Yeah that's funny. The mobs don't spread COVID, only people going back to work trying to make a living for their families and participants in Trump rallies.
Posted By: BaseBawl

Re: Some rough figures on COVID - 26/06/2020 00:25

Originally Posted by martin
Cases are spiking in some states... this time though it's more young people under the age of 35 and in some states it's mostly black citizens. This has got to be a result of these protests.....


Funnier than usual. Team animated squirrel had a meltdown a few weeks ago because the government wanted to collect race quantified data. Probably on this thread. Now team AS wants that data to buttress an argument which they favor. And throw in another random variable, to no discernible effect.. As usual, no specifics. No citations. Just hatin'.
Posted By: mikezpen

Re: Some rough figures on COVID - 26/06/2020 17:40

Originally Posted by BaseBawl
Originally Posted by martin
Cases are spiking in some states... this time though it's more young people under the age of 35 and in some states it's mostly black citizens. This has got to be a result of these protests.....


Funnier than usual. Team animated squirrel had a meltdown a few weeks ago because the government wanted to collect race quantified data. Probably on this thread. Now team AS wants that data to buttress an argument which they favor. And throw in another random variable, to no discernible effect.. As usual, no specifics. No citations. Just hatin'.


Dems wanting a lot of data to "prove" what is already obvious (that cities have most blacks and they will therefore always be infected at higher rates); just to play the race card to stoke hate and division.

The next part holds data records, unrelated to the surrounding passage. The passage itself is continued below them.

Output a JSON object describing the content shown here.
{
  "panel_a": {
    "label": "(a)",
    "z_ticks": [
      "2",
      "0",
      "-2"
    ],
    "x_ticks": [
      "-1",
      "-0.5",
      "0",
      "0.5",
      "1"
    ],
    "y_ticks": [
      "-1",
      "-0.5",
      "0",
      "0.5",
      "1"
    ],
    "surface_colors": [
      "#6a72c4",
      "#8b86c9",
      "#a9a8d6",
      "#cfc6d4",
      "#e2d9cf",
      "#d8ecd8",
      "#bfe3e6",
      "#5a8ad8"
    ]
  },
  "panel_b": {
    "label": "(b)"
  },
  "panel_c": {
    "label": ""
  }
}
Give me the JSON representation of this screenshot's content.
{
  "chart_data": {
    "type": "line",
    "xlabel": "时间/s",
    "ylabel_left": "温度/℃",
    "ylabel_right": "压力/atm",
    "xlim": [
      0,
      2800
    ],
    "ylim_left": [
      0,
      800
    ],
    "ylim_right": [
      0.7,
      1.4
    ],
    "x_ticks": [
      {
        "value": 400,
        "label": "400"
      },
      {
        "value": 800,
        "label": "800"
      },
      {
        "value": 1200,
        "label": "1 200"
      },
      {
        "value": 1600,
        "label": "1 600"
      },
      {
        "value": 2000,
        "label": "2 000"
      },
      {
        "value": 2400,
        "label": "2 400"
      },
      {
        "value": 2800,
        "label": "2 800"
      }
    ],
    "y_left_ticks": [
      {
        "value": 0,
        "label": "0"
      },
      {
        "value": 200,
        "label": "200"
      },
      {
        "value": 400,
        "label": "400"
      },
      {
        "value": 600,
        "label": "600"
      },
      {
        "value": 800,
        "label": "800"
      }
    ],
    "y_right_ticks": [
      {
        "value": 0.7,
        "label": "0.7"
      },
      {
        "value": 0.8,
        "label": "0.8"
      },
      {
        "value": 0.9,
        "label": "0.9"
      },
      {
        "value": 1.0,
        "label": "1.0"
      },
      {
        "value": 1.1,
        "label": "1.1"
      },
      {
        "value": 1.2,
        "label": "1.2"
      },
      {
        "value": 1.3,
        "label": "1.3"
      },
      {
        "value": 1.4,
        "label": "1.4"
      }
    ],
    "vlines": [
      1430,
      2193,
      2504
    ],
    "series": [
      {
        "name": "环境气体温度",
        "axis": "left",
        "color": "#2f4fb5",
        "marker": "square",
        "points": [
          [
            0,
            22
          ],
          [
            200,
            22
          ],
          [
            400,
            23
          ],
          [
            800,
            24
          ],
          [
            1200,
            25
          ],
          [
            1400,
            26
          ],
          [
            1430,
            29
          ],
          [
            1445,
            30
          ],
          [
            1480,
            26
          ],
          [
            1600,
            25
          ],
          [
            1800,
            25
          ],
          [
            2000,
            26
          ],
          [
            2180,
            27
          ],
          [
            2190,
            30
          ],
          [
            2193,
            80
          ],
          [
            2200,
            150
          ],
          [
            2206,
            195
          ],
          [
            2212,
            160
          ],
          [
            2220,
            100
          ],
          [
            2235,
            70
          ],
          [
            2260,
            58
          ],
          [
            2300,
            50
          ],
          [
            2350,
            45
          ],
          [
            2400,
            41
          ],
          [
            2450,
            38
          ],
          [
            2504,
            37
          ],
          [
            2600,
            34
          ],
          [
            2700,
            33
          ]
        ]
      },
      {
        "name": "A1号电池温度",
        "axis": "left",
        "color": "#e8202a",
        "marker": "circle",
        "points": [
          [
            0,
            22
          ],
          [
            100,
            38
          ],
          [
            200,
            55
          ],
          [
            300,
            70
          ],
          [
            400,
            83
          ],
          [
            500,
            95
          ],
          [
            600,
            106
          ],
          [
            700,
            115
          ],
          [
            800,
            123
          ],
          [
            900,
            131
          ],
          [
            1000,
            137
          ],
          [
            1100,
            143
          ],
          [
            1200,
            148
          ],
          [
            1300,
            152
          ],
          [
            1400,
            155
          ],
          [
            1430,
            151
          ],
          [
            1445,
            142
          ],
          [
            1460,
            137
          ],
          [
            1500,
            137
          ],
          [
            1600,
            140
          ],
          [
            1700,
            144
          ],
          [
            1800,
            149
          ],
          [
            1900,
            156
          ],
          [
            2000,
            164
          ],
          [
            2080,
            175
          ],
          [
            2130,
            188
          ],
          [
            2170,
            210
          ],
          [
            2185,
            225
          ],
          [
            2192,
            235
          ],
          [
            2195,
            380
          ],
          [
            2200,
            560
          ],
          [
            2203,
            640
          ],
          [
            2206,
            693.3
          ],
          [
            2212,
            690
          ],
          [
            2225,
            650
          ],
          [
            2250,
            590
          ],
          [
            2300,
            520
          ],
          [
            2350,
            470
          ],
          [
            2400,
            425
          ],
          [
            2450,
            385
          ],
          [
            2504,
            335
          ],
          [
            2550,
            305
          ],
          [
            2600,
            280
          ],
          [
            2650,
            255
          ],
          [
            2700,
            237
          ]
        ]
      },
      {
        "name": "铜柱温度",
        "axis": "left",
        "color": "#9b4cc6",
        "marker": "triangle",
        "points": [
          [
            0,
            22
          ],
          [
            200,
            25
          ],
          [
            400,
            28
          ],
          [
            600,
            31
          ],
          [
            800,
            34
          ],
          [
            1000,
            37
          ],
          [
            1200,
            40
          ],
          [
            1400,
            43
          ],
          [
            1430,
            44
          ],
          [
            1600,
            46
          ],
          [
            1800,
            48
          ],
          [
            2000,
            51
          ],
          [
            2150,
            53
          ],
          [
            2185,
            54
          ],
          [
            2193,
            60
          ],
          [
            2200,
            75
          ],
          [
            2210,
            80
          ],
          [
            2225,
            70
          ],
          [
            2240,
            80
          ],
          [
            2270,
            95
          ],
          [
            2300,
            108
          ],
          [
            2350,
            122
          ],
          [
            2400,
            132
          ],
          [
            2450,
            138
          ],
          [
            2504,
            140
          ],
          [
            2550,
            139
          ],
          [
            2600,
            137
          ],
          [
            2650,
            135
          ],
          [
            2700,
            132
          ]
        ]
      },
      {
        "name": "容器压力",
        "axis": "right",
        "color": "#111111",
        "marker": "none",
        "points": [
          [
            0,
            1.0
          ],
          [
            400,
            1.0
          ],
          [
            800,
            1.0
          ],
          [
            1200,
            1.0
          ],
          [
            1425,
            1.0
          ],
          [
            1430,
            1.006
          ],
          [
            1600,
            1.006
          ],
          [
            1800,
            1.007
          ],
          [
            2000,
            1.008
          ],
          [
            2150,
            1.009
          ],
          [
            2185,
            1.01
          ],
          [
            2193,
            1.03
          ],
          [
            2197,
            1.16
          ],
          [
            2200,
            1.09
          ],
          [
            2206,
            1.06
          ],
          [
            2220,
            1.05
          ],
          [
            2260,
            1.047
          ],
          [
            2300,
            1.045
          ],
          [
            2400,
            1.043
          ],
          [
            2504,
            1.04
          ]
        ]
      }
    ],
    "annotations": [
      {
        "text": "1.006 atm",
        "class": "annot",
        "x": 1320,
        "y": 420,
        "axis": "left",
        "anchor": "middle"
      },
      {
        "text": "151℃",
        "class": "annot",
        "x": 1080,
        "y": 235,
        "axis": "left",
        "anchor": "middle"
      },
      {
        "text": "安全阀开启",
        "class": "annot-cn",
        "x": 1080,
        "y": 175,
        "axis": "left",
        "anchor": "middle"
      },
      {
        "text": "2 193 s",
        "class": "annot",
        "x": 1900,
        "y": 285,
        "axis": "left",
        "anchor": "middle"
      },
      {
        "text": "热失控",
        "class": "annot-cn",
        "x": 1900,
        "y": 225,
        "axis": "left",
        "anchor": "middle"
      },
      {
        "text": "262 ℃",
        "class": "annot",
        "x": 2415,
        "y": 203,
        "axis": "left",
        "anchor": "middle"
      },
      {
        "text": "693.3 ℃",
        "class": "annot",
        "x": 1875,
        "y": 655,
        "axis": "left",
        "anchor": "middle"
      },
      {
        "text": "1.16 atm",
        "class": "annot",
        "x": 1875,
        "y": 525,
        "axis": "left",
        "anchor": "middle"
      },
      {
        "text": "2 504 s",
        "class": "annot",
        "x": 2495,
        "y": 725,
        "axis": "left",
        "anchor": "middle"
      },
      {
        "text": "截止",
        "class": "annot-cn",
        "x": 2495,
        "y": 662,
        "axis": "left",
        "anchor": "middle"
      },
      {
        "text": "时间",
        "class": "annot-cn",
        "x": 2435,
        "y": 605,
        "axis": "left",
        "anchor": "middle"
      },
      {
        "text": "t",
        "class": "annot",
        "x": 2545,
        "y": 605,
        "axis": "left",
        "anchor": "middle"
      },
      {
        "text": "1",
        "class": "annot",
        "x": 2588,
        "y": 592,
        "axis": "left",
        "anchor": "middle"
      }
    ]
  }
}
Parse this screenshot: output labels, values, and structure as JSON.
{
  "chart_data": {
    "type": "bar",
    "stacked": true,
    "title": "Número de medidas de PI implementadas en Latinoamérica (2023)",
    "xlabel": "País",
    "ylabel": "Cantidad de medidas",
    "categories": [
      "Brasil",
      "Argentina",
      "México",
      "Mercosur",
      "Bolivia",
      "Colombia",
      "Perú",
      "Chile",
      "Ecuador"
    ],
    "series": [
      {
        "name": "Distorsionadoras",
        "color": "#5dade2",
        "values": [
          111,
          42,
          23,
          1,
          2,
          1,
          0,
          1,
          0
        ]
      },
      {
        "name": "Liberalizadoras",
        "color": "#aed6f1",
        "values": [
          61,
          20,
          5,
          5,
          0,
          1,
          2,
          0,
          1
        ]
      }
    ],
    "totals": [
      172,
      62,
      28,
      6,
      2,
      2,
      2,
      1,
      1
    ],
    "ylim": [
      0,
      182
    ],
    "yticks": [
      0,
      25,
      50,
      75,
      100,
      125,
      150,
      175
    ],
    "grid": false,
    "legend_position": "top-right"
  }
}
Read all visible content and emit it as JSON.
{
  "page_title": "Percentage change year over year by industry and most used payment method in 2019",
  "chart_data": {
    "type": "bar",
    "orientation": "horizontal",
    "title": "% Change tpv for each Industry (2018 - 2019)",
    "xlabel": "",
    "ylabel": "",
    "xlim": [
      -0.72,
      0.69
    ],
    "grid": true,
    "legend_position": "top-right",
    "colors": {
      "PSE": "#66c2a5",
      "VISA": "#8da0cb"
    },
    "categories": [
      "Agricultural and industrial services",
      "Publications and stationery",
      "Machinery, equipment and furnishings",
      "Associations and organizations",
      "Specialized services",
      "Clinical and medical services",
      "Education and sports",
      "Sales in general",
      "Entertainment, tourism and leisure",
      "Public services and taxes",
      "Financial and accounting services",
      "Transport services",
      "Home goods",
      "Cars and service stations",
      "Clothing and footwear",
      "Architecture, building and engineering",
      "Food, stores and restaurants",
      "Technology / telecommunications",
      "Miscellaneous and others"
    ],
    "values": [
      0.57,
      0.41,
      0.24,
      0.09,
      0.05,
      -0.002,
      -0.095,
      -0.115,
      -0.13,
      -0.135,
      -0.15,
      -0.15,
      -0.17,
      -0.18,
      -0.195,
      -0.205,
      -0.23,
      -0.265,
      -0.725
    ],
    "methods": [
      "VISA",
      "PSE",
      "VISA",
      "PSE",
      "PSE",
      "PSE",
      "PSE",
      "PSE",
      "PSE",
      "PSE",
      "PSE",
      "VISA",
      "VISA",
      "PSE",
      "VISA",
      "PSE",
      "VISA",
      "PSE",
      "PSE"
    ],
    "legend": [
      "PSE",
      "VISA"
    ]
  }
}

Then that bitch Pelosi can get that deeply serious concerned look of hers and blame it all on Trump's racism.
Posted By: TBP

Re: Some rough figures on COVID - 26/06/2020 19:09

Race, hate, and division are the foundations without which the Democrat Party couldn't exist.
Posted By: mikezpen

Re: Some rough figures on COVID - 27/06/2020 15:55

The KKK was once their shock troops; now it's ANTIFA and (Some) Black Lives Matter.
Posted By: mikezpen

Re: Some rough figures on COVID - 27/06/2020 21:16

https://www.realclearpolitics.com/coronavirus/



Our per/million case rate is higher than most countries simply because Americans aren't big on the restrictions.

HOWEVER, the death rate is 4.95 percent. That's lower than UK, Spain, Canada, Italy, France,Belgium,Netherlands, Sweden, Switzerland and Ireland.Germany's is only slightly lower than ours at 4.64%. Don't these countries have that wonderful, socialist SINGLE PAYER medicine which is SOOOOOOOO superior to ours???